Though the league's off-field incidents this season were the main topic of Goodell's first Super Bowl news conference, he also talked about concussions, insisting a player's health takes precedence over playing issues.
Referring to a spate of player arrests and the shooting death of Denver Broncos cornerback Darrent Williams, Goodell said: "We have to do something about it. It's a mutually important issue."
"We have to educate our players to the issues out there," he said on Friday. "We are raised to a higher standard in the NFL. We must make sure the players are more accountable and our clubs are more accountable."
Goodell and NFL players' union chief Gene Upshaw will meet with players "to gauge their perspective on what is really happening."
In the past few months, nine Cincinnati Bengals players have been arrested. One player in today's Super Bowl, Chicago Bears defensive tackle Tank Johnson, still faces weapons-related charges and needed permission from a judge just to travel to the title game against the Indianapolis Colts.
"I don't see it happening in droves. I think it's just a few, but that's a few too many," said Goodell, who replaced Paul Tagliabue as commissioner in September. "We recognize some players don't do what we want them to do and when that happens, we have the means to deal with it."
Responding to reports that former New England Patriots linebacker Ted Johnson was forced to practice with a concussion, Goodell praised team trainers and league doctors who deal with concussions and said: "I certainly hope that our coaches always are looking out for the medical well-being of the players."
He commended the players for taking an active role in trying to eliminate use of illegal substances.

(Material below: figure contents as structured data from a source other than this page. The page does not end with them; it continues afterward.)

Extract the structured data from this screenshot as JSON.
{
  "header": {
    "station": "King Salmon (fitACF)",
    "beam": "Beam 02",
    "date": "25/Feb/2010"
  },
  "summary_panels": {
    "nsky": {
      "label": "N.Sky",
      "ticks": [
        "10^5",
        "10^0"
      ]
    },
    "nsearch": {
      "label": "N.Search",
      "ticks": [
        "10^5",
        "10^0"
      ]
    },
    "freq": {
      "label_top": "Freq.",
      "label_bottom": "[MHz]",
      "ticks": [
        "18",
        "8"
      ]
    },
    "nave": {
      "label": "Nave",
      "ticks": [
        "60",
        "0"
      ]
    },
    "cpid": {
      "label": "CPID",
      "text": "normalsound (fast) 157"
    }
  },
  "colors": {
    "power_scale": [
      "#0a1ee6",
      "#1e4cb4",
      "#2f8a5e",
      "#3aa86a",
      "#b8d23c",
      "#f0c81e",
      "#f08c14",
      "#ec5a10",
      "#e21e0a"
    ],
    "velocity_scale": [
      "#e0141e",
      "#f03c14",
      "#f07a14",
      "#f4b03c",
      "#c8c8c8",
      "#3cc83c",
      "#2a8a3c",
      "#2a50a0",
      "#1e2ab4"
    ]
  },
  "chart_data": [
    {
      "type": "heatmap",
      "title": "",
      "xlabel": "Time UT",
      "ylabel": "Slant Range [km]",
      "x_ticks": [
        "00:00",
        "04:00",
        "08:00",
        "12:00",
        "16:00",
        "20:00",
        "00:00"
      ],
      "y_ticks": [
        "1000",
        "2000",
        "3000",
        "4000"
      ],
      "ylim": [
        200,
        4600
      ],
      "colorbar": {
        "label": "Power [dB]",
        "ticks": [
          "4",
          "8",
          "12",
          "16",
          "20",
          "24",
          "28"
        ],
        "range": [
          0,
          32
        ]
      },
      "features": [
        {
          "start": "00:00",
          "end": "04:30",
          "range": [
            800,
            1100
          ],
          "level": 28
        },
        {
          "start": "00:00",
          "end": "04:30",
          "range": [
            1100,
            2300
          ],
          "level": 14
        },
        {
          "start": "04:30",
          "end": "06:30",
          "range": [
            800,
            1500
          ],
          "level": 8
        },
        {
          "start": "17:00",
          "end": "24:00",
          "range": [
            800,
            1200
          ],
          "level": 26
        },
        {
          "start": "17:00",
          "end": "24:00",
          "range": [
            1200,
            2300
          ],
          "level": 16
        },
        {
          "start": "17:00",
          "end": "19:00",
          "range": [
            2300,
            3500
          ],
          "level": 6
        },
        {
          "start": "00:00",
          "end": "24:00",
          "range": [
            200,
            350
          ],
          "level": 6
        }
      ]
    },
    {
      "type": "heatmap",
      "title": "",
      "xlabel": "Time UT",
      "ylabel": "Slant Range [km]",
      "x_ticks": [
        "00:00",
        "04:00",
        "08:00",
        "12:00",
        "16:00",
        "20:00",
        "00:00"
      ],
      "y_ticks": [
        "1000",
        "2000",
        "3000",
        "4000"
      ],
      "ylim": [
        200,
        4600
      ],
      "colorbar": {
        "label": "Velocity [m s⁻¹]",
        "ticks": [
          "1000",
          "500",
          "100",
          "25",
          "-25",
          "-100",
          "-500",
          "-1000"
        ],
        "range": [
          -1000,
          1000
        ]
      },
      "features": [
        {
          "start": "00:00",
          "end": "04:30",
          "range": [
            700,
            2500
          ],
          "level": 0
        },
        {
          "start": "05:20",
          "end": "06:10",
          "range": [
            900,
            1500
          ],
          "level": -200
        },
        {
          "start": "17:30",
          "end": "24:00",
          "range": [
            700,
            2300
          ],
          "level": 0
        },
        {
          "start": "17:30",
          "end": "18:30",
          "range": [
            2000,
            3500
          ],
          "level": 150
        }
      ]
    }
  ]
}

Goodell also said that not allowing players who are suspended for doping to garner postseason awards is "a huge priority for us."
San Diego linebacker Shawn Merriman made the All-Pro team, will play in the Pro Bowl and was considered a front-runner for Defensive Player of the Year despite sitting out four games for violating the substance policy.
Several players, including Miami end Jason Taylor, who was voted the top defensive player, criticized Merriman receiving such honors.
Goodell also said the league is conducting its own investigation of urine or blood testing for human growth hormone.
He addressed complaints from retired players about their pensions, saying: "We're very concerned to see one of our former players who made this game great have medical issues. We have to sit down and be creative. We need to address that directly with them."
Goodell also reiterated the league's opposition to gambling, saying: "Keeping a strong line between the NFL and sports betting. I don't think it is in the best interest of the NFL to have any association with sports betting."
Favre to return
Brett Favre will return for his 17th NFL season, undeterred by his injuries and hoping to lead the Green Bay Packers back to the playoffs.
"I am so excited about coming back," the 37-year-old quarterback said on Friday on the Web site of the Sun Herald in Biloxi, Mississippi. "We have a good nucleus of young players. We were 8-8 last year, and that's encouraging."
Packers general manager Ted Thompson confirmed Favre had told the team he plans to return.
"The Packers are excited by his decision and look forward to a suc-cessful 2007 campaign," Thompson said in a statement.
"My offensive line looks good, the defense played good down the stretch," Favre told the Herald. "I'm excited about playing for a talented young football team."
The news came as a surprise to Packers CEO Bob Harlan.
"I hadn't heard it and I hadn't seen the Biloxi paper _ not that I read the Biloxi paper every day," Harlan said on Friday.